In his article, Mr Wittes also makes the point, as
many do on his side, that the common gun of the
Founders’ day was the single shot musket. Apparently
he and they think the Founders could not have imagined
more advanced designs. Assuming that technology was
going to stand still is something only a fool would
embrace. I do not take the Founders for fools. The
argument itself is rather silly and demonstrates the
lack of knowledge about guns from the other side. We
know of double barrel flintlocks and there are
examples of snaphaunce and flintlock handguns as well
as rifles with revolving cylinders that have existed
well before our revolution.

In fact, a very advanced
gun had been developed in 1718. It was called the
Puckle gun and it held 9 shots. To the modern eye it
looks some what like a single barreled Gatling gun. In
reality it was a huge revolver that fired round or
square projectiles. These were made a full 58 years
prior to the American Revolution. I can not help but
think that Thomas Jefferson and Ben Franklin, who were
the technology wonks of their day, would have heard of
these guns if not actually seen one. Jefferson himself
had a collection of patents in his personal library
and probably would have seen drawings of it there.
Examples of the Puckle gun still exist today in the
Tower of London Collection and in Russia in the
Hermitage Museum.

  • http://en.wikipedia.org/wiki/Puckle_Gun
  • http://ccrkba.org/pub/rkba/news/PuckleGun.htm

    I certainly do not think the Founders would be
    surprised or alarmed by the firearm advancements made
    in the 231 years that have passed since the
    Declaration of Independence.

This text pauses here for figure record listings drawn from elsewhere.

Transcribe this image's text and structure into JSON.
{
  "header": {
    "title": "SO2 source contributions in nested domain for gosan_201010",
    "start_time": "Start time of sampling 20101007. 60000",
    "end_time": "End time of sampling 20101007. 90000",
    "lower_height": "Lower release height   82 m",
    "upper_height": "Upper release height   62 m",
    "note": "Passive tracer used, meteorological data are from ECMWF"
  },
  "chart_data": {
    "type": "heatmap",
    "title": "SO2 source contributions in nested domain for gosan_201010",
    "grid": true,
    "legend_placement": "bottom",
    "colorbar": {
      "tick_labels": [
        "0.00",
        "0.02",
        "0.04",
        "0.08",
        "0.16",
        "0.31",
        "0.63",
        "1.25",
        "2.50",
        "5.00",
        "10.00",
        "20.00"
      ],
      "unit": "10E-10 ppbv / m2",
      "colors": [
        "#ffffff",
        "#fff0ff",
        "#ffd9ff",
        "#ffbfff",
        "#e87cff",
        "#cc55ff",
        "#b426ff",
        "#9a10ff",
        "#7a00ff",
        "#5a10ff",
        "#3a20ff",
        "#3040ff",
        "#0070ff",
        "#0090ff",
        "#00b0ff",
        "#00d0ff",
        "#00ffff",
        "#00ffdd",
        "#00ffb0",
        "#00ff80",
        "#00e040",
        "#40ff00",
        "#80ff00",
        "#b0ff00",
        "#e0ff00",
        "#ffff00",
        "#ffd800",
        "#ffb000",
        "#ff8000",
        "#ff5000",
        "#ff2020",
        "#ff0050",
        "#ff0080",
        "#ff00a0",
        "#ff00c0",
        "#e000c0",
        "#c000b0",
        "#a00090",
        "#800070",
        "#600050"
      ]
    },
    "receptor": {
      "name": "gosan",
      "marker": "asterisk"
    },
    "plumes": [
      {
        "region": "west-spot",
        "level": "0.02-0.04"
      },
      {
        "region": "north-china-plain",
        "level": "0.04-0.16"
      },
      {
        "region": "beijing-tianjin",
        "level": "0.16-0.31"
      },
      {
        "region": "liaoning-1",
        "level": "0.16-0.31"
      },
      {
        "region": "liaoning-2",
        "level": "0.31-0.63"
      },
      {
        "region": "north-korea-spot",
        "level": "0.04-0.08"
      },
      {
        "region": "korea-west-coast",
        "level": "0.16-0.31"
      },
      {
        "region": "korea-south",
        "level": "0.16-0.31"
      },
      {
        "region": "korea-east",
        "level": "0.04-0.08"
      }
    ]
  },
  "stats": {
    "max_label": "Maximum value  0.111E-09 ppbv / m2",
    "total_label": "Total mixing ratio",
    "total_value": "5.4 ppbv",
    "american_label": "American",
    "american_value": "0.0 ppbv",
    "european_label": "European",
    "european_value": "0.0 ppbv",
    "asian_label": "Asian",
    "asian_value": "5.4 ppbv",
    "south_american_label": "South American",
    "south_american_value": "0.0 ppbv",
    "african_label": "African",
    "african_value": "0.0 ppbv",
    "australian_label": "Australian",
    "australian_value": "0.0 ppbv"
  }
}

They trusted the wisdom
    and guidance of the people. If they did not they would
    not have created a Republic. I trust my fellow
    Americans too, otherwise I would not be writing on
    this website. I have no fear of my fellow law abiding
    citizen being armed.

    You can not enslave an armed person. The Founders
    knew that and embraced that concept. They spoke of it
    openly, and often. It is clear they did so to remind
    the leaders of future generations that to even think
    of trying to establish a tyranny would be folly.

    As Jefferson put it:

      "The spirit of resistance to government is so
      valuable on certain occasions,
      that I wish it to be always kept alive.
      It will often be exercised when wrong
      but better so than not to be exercised at all."
      Thomas Jefferson, Letter to Abigail Adams, February 22, 1787

    He also wrote,

      "God forbid we should ever be twenty years without
      such a rebellion.... And what country can preserve its
      liberties, if its rulers are not warned from time to
      time, that this people preserve the spirit of
      resistance? Let them take arms.... The tree of liberty
      must be refreshed from time to time with the blood of
      patriots and tyrants."
      Thomas Jefferson, in letter to William S. Smith,
      1787

    I am glad that some people on the anti-gun left like
    Mr. Wittes are on the road to accepting that the
    Second Amendment is indeed an individual right. I only
    wish that they would come to understand and embrace
    that the right to bear arms is an important part of
    ensuring that this Republic is always free from
    tyranny. Whether that tyranny comes from a foreign
    invasion or a domestically produced tyrant privately
    held arms will help keep that threat in check. It is
    one of those precious gems of liberty that Patrick
    Henry warned us we must always guard. I intend to take
    his advice. I hope you will too.

    Tim Inwood is the current Legislative Liaison and Past President of the Clinton County Farmers and Sportsmen Association, a Life Member of the NRA and OGCA, and a volunteer for Buckeye Firearms Association.